Lower user development fee okayed for Navi Mumbai Airport
Navi Mumbai International Airport will see lower passenger charges. India's airport tariff regulator has approved reduced user development fees. Domestic flyers will pay ₹620 and international flyers ₹1,225. This decision moderates charges at the ...
The Airports Economic Regulatory Authority of India (AERA) Wednesday fixed the domestic UDF for departing passengers at ₹620 for FY28, lower than the ₹742 sought by Navi Mumbai International Airport Ltd (NMIAL). International departing passengers will pay ₹1,225 against the ₹1,467 proposed by the airport operator, according to an AERA order, reviewed by ET.
By comparison, UDFs are significantly lower at India’s early privatized hubs. At Delhi’s GMR-run Indira Gandhi International Airport, departing domestic and international passengers pay ₹129 and ₹56, respectively, while Mumbai’s Adani-run Chhatrapati Shivaji Maharaj International Airport levies ₹175 and ₹75.
The regulator also reduced the airport’s aggregate revenue requirement (ARR) to ₹14,087 crore from the ₹28,290 crore proposed under NMIAL’s multi-year tariff proposal.
AERA said the revised ARR followed a “comprehensive analysis, prudence check and due diligence” of capital expenditure, operating expenses, non-aero revenues and rate of return assumptions. It also deferred 11.32% of the approved revenue recovery to the next tariff cycle between 2030 and 2035, saying “the move was aimed at moderating airport charges for passengers and airlines.”

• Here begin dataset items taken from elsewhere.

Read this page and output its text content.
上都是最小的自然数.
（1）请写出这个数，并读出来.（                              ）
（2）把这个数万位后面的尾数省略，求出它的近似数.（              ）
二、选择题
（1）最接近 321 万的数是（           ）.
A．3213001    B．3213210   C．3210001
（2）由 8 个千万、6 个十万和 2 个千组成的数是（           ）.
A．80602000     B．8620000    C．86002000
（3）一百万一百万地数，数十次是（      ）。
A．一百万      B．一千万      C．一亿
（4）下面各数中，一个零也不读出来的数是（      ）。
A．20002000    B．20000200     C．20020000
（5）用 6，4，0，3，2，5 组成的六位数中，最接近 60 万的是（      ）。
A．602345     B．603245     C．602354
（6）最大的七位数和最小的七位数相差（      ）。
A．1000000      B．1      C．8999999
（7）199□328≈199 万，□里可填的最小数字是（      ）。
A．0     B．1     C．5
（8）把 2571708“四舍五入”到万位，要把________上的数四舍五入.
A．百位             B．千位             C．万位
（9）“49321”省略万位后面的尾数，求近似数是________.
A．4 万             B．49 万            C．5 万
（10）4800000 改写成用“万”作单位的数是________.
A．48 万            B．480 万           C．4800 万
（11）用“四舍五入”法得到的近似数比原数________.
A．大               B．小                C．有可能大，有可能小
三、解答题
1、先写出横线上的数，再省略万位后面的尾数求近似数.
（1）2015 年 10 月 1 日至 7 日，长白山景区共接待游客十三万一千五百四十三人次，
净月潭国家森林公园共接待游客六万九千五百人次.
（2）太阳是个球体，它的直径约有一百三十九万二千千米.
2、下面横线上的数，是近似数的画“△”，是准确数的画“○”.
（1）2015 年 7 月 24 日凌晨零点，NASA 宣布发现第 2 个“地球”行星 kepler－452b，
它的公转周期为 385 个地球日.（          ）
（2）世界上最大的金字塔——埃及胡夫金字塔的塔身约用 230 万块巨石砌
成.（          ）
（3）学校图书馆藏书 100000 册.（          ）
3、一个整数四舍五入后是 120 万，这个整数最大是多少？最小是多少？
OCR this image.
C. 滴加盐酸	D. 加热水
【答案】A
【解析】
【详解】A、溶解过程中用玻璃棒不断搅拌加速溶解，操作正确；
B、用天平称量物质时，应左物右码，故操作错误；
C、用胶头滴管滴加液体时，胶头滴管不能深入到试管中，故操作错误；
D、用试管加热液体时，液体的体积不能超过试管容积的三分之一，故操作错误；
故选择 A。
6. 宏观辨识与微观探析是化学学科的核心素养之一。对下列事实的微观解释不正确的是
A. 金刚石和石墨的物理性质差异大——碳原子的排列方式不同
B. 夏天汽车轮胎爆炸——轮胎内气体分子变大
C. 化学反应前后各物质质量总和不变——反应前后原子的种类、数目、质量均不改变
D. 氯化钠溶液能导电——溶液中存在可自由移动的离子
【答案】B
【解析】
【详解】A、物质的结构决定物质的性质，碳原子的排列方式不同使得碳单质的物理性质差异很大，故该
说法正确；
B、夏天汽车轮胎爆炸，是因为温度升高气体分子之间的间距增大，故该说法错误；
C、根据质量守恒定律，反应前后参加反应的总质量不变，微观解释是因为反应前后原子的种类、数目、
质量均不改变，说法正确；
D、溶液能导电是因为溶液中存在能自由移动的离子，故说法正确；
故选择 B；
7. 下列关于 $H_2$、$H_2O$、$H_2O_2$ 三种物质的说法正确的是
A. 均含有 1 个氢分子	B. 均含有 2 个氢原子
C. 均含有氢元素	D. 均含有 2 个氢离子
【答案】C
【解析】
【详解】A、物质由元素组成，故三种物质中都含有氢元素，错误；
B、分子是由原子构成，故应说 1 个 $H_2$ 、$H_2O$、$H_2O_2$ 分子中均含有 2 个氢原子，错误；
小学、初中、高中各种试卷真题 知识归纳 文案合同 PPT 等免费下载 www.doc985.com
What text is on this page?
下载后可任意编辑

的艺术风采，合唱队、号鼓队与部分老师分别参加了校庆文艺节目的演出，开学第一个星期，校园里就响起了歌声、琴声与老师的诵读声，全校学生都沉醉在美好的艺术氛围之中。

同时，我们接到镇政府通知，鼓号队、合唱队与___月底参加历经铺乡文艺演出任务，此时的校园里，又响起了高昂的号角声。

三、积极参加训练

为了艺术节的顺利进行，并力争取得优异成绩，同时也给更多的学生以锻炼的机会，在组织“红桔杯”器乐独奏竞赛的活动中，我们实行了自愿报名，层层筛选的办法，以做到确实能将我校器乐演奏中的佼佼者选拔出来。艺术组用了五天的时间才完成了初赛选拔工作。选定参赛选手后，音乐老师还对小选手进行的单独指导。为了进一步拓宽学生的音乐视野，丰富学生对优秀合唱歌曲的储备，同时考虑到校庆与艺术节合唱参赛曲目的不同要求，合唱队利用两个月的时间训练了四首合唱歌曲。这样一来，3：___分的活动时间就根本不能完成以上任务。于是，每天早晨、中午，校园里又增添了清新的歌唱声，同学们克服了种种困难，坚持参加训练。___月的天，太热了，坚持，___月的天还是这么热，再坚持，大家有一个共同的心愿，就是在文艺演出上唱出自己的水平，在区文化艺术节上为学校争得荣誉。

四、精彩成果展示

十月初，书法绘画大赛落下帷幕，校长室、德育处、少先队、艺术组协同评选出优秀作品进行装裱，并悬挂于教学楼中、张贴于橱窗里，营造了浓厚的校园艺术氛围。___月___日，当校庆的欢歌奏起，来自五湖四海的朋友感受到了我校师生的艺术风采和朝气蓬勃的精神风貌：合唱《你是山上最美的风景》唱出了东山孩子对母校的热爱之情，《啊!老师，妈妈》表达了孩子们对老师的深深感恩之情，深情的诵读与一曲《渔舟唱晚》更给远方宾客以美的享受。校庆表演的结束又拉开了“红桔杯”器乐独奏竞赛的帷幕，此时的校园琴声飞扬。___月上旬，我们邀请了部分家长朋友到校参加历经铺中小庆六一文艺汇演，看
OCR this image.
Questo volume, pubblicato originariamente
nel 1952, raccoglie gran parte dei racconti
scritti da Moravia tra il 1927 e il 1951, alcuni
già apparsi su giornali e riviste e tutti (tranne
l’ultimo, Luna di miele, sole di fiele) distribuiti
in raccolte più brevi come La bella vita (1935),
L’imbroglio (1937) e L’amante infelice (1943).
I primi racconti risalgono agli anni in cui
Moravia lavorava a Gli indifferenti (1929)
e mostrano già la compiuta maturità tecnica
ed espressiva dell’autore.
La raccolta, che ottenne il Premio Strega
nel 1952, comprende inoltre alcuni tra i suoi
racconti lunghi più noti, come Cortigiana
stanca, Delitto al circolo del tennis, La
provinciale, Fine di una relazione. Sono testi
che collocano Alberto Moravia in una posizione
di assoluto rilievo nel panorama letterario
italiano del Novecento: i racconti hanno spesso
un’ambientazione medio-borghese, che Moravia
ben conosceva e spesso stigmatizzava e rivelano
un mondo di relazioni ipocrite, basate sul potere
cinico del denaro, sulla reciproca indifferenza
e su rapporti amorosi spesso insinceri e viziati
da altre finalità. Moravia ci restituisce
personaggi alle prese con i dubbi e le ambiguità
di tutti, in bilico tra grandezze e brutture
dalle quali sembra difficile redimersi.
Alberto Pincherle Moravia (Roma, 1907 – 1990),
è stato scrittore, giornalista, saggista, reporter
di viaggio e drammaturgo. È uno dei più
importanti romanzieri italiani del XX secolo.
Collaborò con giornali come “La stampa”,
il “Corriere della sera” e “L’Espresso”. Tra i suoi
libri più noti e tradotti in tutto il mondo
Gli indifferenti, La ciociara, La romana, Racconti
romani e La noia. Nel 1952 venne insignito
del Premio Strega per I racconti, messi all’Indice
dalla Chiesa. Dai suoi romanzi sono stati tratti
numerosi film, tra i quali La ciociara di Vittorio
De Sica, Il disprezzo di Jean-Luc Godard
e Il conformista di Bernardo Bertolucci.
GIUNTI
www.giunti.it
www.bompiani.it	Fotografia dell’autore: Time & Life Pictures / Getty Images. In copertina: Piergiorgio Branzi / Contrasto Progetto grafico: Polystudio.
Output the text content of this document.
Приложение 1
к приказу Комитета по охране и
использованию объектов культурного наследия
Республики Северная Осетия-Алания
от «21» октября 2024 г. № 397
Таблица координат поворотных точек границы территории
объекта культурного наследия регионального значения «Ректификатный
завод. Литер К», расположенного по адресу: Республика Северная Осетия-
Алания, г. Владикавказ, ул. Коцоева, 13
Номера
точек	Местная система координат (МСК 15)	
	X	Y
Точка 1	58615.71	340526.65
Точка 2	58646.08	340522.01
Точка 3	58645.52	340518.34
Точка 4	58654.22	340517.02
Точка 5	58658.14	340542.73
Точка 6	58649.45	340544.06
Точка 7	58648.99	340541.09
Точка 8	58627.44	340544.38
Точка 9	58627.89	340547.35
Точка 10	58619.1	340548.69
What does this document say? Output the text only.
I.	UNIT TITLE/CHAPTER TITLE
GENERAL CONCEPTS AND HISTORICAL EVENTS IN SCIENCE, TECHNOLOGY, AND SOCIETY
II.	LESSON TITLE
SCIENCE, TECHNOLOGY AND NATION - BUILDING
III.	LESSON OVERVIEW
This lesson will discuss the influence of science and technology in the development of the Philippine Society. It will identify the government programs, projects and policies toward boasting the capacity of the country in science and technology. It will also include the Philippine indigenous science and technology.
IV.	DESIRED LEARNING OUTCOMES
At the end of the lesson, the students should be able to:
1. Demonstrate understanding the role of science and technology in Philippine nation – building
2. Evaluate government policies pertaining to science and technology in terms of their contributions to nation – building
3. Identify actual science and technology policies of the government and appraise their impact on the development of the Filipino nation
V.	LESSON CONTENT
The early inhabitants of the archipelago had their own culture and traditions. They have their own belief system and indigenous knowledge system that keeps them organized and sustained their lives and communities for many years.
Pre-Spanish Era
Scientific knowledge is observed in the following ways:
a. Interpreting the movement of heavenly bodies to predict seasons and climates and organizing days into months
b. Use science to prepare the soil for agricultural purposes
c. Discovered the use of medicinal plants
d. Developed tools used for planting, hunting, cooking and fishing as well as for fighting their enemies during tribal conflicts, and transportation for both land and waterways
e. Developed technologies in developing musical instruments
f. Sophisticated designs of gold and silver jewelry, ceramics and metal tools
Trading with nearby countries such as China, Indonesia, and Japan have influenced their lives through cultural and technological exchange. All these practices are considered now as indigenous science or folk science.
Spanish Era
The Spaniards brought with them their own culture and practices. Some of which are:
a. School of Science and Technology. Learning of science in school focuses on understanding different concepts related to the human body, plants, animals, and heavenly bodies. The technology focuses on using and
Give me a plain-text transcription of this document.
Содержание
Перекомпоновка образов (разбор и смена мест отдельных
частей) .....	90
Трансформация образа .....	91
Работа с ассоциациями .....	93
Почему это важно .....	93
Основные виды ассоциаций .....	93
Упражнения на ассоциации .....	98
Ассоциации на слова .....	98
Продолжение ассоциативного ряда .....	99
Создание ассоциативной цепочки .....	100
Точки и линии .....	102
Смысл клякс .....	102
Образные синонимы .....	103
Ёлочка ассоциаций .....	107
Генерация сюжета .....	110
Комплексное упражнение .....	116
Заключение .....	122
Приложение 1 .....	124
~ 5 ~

Navi Mumbai airport, which was inaugurated in October 2025, began commercial operations on December 25 after delays in commissioning. The revised operational timeline also led the regulator to recast passenger traffic projections for the first control period.
“In view of the revised Commercial Operations Date (COD) of December 25, 2025, passenger traffic projections was realigned,” AERA said in its order. “Accordingly, domestic traffic for FY 2025-26 were moderated and assumed for a truncated operational period of three months, instead of ten months considered earlier in NMIAL’s submission.”
The regulator also revised assumptions linked to the airport’s proposed Phase III expansion. While NMIAL had projected Phase III construction to begin in FY27, AERA said the traffic trigger for expansion was likely to materialise later than anticipated, pushing construction assumptions to FY28 and likely completion to FY31. It directed NMIAL to undertake optimal asset utilisation measures to sweat existing terminal (T1) capacity.
Domestic passengers account for around 73% of projected traffic. “The rationalised and moderated UDF charges would significantly benefit domestic passengers,” AERA said. The regulator also approved a variable tariff plan aimed at incentivising airlines to add new routes and expand operations during its initial years.
A week earlier, AERA approved a 10% annual UDF increase at Zurich Airport-owned Noida International Airport, which begins operations from June 15. There, domestic departing passengers will pay ₹490 and arriving passengers ₹210. Navi Mumbai’s UDF remains higher than Noida’s and is among India's highest.